A polar scatter plot places each point by angle and distance from the center instead of by x and y. It is a natural fit for directional data like wind, bearings, and around-the-clock measurements, and both Matplotlib and Plotly support it.
Quick Example
Matplotlib needs a polar projection; Plotly has a dedicated scatterpolar trace.
# Matplotlib
import matplotlib.pyplot as plt
import numpy as np
fig = plt.figure()
ax = fig.add_subplot(projection="polar")
ax.scatter(theta_rad, r)
# Plotly
import plotly.graph_objects as go
fig = go.Figure(go.Scatterpolar(theta=theta_deg, r=r, mode="markers"))
fig.show()
Both take an angle and a distance from the center. This post builds the same wind-by-direction dataset in each.
Matplotlib polar scatter
Matplotlib draws polar plots through a projection. Create a polar axes and call scatter() as usual, but with the angle in radians.
import matplotlib.pyplot as plt
import numpy as np
angles_deg = np.arange(0, 360, 15)
a = np.deg2rad(angles_deg)
fig = plt.figure()
ax = fig.add_subplot(projection="polar")
ax.scatter(a, speed, s=70, c=speed, cmap="viridis",
edgecolor="white", linewidth=0.8)
The plot defaults to zero pointing east and angles increasing counterclockwise. Real compass data is better served with North at the top and a clockwise sweep, so flip it and label the ticks with compass points.
compass = ["N", "NE", "E", "SE", "S", "SW", "W", "NW"]
ax.set_theta_zero_location("N")
ax.set_theta_direction(-1)
ax.set_xticks(np.deg2rad(np.arange(0, 360, 45)))
ax.set_xticklabels(compass)

Each point is placed by angle and radius, and the points are colored by speed through matplotlib's scatter c and cmap arguments.
Plotly polar scatter
Plotly's scatterpolar trace takes theta in degrees and r for the radius, so no conversion is needed.
import plotly.graph_objects as go
fig = go.Figure(
go.Scatterpolar(
r=speed,
theta=angles_deg,
mode="markers",
marker=dict(size=12, color=speed, colorscale="Viridis",
showscale=True),
)
)
fig.update_layout(
polar=dict(
angularaxis=dict(
tickmode="array",
tickvals=list(range(0, 360, 45)),
ticktext=["N", "NE", "E", "SE", "S", "SW", "W", "NW"],
)
)
)
fig.show()
The result is interactive: hover a point to read its bearing and speed, and use the mode bar to zoom and pan. The chart below is embedded directly.

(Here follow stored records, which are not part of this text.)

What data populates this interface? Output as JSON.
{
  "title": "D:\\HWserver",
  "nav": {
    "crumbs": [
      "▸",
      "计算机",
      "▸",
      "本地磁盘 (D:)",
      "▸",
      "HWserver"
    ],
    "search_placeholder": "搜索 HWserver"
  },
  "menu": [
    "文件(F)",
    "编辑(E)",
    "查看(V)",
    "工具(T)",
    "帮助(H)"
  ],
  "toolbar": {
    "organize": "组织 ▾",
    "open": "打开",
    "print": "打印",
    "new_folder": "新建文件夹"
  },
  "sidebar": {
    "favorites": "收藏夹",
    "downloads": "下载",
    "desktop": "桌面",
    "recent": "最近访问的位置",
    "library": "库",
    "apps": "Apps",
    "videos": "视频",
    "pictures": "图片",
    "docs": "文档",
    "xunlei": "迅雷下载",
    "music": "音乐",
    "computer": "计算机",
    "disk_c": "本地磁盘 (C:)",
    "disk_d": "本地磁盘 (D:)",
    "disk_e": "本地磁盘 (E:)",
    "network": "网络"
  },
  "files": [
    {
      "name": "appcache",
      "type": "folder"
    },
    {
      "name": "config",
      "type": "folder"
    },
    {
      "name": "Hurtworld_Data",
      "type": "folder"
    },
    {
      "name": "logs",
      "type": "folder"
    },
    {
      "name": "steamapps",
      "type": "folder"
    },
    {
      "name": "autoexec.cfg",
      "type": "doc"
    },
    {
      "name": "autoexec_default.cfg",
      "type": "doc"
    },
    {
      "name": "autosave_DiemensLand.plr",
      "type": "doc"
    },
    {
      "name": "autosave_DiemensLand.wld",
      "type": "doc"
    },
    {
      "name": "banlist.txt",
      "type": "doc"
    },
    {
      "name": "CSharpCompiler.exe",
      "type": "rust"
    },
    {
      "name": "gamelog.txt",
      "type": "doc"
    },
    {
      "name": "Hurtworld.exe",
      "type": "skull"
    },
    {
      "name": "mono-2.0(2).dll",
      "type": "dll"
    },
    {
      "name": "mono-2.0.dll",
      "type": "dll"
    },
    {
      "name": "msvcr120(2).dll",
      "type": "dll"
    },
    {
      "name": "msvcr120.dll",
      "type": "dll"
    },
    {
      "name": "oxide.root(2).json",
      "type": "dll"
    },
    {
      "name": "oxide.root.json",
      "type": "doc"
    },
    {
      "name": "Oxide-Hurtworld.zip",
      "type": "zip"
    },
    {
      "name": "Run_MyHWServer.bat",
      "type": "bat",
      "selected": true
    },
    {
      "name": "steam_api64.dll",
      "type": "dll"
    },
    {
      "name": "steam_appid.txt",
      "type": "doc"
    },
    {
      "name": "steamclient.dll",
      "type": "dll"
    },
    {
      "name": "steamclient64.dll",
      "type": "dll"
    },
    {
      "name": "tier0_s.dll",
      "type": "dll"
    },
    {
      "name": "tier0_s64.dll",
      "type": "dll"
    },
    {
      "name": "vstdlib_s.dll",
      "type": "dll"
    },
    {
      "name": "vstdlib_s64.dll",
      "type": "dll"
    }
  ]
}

When to use a polar scatter
Reach for a polar scatter when the two coordinates really are an angle and a distance: wind direction and strength, sensor readings around a hub, or timestamps mapped to an angular view. If the axes are just two numbers, a plain x-y scatter is usually simpler and easier to interpret.
Tweak the angular axis
Both libraries default to non-compass conventions, so set the reference and direction to match your data.
Matplotlib:
ax.set_theta_zero_location("N") # where 0 points
ax.set_theta_direction(-1) # clockwise
ax.set_xticks(np.deg2rad(np.arange(0, 360, 45)))
Plotly:
fig.update_layout(
polar=dict(
angularaxis=dict(
tickmode="array",
tickvals=list(range(0, 360, 45)),
ticktext=["N", "NE", "E", "SE", "S", "SW", "W", "NW"],
)
)
)
Using compass labels instead of raw degrees makes a wind or bearing chart readable at a glance.
Practical Tips
- Convert angles to radians for Matplotlib; Plotly's
thetauses degrees. - Color the markers with a third dimension (speed, magnitude) to add signal without a second plot.
- Orient the zero point and direction to match what the data means, whether that is North or something else.
- Use
mode="markers"or"markers+lines"in Plotly depending on whether you want the angular path drawn. - Use Matplotlib for a static print-ready figure and Plotly when readers should explore or zoom.